This summer has been a hot one. Not normal hot, but hot like “I baked a pizza on the sidewalk” hot. As such, our outdoor adventures have been curtailed a bit. While it’s true we had a week long camping trip in June and another long weekend camping in July, the regularity of outdoor activities was out of whack this year. I blame the weeks of triple digit heat indexes rather than my laziness.
My girl is a reader too. A much less specific reader than I was. I can never peg a particular genre for her, she reads what entertains her and it could be sci-fi/fantasy or it could be the young adult fiction geared to girls her age that makes me uneasy and honestly a bit nauseated. I don’t know if the escapism she’s discovering is the same kind I had as a kid, but she has so many other avenues to escapism than I had. Until very recently we had hundreds of satellite TV channels to choose from. I cancelled the service hoping to keep the others in my house from sitting in front of the box. But I failed. We still have Hulu, Netflix, YouTube, Facebook, Redbox…and the list goes on but most importantly it still includes a library card.
So, does a virtual adventure count? Is reading Treasure Island anywhere near as exciting as a day spent geocaching? Would a day scuba diving be of any more significance than reading 10,000 Leagues Under the Sea? Does an afternoon parasailing, skydiving or taking a hot air balloon ride provide a bigger thrill than reading Around the World in 80 days?
Part of what made me ponder this question is our recent Family Movie Night choice: The documentary Long Way Round.

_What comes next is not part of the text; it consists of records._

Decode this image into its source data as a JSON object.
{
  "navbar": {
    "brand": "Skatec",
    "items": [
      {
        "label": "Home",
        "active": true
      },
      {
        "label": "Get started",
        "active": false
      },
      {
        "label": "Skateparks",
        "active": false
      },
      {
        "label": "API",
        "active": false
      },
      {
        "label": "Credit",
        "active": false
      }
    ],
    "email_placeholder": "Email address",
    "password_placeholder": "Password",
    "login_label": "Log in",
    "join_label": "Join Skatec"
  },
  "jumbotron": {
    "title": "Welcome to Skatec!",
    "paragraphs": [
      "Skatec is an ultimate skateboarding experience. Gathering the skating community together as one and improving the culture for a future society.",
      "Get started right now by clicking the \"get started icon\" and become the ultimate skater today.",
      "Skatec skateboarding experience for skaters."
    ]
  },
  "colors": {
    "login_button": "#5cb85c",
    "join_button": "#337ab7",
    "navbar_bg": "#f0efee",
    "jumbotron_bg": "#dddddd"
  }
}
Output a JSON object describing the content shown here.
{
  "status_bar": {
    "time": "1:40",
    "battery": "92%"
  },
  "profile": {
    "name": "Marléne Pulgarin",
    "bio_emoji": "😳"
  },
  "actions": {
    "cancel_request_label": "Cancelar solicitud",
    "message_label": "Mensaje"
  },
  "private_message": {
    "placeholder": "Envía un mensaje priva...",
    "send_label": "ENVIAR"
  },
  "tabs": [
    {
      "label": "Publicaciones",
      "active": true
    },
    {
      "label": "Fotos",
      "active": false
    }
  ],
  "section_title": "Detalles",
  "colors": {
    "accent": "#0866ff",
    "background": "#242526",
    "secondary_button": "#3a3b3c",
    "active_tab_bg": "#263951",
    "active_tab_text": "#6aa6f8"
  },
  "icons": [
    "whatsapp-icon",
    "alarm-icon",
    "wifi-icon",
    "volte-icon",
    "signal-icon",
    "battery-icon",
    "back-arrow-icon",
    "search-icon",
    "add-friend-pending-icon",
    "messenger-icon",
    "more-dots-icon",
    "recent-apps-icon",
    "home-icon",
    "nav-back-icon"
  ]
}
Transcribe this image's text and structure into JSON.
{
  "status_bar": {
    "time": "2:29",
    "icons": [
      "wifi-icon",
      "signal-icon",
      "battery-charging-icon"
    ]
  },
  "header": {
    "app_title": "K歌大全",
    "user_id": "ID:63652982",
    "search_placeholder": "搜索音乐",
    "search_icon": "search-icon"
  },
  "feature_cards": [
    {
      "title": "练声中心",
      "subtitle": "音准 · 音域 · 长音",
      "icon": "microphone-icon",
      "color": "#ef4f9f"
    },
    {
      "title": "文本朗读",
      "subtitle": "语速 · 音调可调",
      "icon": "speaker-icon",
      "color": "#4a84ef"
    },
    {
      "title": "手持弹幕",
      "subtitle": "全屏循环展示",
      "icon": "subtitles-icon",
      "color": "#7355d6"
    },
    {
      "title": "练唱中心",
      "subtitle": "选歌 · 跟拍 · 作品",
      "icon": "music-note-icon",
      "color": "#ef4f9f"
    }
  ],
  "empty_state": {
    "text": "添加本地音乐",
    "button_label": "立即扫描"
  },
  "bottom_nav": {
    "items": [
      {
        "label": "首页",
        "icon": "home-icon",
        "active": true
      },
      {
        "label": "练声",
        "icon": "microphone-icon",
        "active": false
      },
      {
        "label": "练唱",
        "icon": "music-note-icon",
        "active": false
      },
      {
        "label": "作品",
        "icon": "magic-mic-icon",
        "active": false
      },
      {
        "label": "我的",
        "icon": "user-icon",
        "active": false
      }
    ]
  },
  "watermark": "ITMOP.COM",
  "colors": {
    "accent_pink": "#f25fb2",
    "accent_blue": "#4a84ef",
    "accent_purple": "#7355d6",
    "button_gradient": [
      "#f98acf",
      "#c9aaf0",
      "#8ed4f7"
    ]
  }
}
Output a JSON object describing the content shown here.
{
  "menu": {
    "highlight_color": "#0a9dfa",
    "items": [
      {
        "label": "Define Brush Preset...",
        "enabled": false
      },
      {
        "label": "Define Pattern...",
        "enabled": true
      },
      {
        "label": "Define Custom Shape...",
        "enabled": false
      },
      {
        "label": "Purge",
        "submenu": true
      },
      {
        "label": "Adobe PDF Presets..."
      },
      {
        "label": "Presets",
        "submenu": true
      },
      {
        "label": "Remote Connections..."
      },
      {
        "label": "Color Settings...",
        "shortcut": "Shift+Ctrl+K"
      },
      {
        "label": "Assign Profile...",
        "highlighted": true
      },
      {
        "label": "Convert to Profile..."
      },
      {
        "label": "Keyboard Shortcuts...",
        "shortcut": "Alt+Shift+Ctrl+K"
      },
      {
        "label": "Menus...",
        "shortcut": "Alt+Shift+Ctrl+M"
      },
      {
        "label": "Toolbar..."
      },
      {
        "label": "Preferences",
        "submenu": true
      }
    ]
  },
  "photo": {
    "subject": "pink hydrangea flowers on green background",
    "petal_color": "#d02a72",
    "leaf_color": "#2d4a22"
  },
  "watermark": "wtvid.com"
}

Actors Ewan McGregor and Charley Boorman ride motorcycles from London to NYC via Kazakhstan, Mongolia and Russia and document the entire trip with helmet cams and a film crew. While it took several evenings to make it through all the episodes, I believe the small one and I agree that by episode 2, we had a deeper appreciation for Ewan McGregor the friend, the man, the guy you’d most like to hang out with in a disco rather than Ewan McGregor, the actor. As we begin to watch the documentary of their second journey: The Long Way Down, riding from John O’Groats Scotland to Cape Town South Africa, I hope that she’s watching and wondering “what if?”. That she’s planning and plotting to secure a friendship like the one Misters McGregor and Boorman share. One that leads to adventure whether it’s in a downtown cafe or in the wild environs of Eastern Europe or Africa. One that takes her to places she’s only imagined from what she’s read or had a virtual connection to. Because I can’t help but answer the question “is a virtual experience a substitute for real adventure?” with a resounding NO!